To begin with Pearce already violates anti-immigration reform advocates’ admonition not to legalize those already here with his support of work permits. For those anti-reformers who insist on actual or “self-deportation” there is little to suggest they can win over Hispanic voters.
Moreover, traveling to meet every voter, providing oodles of constituent services and pitching in to help unload trucks (as the report notes) don’t make for a feasible campaign strategy for presidential candidates, senators (unless they are from a small state) and challengers who don’t yet have the benefit of doling out help to constituents.
It is also the case that for candidates seeking to represent a diverse ethnic electorate and urbanites, opposition to immigration reform may be a problem with non-Hispanic voters. As with gay marriage, opposition to some form of reasonable immigration reform can easily (sometimes justifiably) be transformed in the hands of a capable opponent into antipathy toward minorities and reactionary views in general.
And as the party at the national level moves steadily toward immigration reform, anti-immigration conservatives will find themselves more isolated and more easily characterized as extremists.
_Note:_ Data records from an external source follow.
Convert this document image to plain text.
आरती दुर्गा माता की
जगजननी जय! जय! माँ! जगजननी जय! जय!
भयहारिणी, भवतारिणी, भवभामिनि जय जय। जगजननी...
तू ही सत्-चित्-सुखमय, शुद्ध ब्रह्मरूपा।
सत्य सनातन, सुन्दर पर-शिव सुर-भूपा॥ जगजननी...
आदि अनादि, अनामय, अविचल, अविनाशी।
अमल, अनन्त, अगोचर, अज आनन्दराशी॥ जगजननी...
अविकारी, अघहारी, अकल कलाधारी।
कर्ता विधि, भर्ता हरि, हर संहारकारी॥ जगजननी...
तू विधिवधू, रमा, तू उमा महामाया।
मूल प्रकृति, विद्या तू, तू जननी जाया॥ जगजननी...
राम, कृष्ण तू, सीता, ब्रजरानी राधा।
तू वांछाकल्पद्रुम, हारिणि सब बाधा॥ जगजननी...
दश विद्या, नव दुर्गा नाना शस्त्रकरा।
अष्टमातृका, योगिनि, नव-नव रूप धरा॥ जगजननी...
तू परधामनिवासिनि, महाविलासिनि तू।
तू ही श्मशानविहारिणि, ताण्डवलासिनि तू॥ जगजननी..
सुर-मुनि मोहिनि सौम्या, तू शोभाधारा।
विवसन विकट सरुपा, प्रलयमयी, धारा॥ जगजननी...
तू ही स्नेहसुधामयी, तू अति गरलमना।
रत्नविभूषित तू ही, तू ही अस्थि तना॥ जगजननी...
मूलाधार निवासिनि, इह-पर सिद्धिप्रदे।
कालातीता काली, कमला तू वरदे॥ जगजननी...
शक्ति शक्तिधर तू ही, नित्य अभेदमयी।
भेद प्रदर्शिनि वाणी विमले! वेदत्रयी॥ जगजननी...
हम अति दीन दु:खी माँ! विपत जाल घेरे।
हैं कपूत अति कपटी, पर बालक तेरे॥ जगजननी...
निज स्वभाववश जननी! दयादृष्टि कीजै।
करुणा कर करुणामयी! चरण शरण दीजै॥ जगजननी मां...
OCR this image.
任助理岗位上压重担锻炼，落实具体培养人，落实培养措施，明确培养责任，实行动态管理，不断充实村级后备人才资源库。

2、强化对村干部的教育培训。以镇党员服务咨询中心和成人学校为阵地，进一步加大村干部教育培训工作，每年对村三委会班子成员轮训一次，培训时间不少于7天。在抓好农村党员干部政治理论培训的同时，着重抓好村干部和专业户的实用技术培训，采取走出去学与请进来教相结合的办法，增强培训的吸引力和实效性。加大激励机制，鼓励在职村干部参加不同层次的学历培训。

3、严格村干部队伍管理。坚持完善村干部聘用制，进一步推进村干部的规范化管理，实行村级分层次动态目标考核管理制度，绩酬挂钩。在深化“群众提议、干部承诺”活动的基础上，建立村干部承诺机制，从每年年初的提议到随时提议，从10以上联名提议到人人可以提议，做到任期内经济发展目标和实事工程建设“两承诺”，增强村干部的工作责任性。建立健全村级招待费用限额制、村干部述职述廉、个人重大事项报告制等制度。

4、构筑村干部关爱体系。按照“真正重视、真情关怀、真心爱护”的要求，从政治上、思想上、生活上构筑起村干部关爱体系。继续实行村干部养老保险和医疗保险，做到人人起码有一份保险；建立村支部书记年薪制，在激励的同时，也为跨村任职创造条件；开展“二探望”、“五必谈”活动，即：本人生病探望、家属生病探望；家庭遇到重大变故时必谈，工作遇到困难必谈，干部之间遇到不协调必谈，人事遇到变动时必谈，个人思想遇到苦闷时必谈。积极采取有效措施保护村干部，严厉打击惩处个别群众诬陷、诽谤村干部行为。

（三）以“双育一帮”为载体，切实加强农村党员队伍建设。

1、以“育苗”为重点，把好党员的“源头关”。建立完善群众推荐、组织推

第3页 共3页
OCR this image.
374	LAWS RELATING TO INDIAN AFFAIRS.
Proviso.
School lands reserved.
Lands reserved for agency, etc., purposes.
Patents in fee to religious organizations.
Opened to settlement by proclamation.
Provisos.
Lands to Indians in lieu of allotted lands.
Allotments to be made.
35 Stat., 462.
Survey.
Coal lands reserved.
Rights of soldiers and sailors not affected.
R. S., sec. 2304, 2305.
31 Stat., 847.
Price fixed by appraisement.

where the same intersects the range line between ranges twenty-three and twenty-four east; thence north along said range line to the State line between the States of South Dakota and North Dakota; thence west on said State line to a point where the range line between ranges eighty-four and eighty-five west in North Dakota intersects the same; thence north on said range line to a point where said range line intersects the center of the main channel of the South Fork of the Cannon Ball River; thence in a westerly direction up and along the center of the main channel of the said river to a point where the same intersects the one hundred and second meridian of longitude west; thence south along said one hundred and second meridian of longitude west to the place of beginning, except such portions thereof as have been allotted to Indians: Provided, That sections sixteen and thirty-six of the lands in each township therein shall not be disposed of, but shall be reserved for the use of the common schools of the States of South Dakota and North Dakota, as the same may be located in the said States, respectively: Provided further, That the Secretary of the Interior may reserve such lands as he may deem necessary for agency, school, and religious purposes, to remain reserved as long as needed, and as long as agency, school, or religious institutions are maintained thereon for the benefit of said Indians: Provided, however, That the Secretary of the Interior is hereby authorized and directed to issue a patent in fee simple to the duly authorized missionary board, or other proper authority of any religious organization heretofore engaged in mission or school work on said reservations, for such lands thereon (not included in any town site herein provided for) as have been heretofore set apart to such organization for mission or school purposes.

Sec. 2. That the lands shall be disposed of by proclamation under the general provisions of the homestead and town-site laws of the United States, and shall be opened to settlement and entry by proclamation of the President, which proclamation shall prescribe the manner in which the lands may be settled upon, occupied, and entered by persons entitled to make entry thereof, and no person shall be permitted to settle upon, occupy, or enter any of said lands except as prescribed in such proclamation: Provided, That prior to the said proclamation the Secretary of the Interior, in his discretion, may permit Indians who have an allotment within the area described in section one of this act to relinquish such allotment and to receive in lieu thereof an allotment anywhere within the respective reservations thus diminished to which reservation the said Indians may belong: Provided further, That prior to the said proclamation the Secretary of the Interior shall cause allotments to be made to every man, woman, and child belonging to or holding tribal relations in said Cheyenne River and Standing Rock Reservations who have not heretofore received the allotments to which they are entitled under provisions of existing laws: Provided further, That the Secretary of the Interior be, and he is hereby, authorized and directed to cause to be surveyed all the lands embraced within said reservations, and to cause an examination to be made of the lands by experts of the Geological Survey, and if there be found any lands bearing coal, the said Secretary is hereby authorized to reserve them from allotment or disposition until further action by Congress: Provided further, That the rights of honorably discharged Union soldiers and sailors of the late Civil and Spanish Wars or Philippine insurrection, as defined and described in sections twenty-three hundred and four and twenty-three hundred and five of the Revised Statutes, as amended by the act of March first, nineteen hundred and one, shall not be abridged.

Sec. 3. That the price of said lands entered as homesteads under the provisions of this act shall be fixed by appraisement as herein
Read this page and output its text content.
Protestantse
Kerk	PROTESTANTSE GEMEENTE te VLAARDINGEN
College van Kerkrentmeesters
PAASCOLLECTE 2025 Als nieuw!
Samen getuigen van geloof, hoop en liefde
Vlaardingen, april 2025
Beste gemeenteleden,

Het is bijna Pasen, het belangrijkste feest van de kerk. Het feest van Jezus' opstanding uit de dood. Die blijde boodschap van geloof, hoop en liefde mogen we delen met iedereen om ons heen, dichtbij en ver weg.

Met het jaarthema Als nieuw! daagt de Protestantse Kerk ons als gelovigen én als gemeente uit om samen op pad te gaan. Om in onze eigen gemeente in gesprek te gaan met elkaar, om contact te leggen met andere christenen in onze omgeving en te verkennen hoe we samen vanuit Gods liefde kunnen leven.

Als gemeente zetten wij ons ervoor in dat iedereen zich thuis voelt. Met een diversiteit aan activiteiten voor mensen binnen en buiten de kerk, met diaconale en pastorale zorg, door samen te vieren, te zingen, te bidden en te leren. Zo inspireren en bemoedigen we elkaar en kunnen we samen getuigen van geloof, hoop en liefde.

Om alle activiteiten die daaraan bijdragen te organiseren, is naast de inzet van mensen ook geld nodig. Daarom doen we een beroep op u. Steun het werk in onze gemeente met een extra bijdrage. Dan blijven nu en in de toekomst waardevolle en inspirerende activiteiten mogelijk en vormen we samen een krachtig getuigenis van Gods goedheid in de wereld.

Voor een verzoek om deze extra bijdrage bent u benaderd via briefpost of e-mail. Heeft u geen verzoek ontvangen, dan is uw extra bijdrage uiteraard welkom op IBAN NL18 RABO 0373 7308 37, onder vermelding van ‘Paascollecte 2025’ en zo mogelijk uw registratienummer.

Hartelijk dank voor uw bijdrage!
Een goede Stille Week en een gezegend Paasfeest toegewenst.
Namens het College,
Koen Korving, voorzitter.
If one looks at conservative candidates (e.g. Sen. Marco Rubio (Fla.), Gov. Susana Martinez (N.M.)) who have won at the state level carrying a significant percentage of the Hispanic vote, you will see they have strong support for legal immigration and border security but also for some form of regularizing those here illegally. Yes, they also stay in touch with voters and, yes, they also try to gear their policy proposals toward middle- and lower-income voters, stressing education and upward mobility. But conservatives are kidding themselves if they think they can win national or statewide without changing their tune on immigration. As Rubio said, so long as they want to deport your grandmother, a Republican isn’t going to get a hearing with minority voters.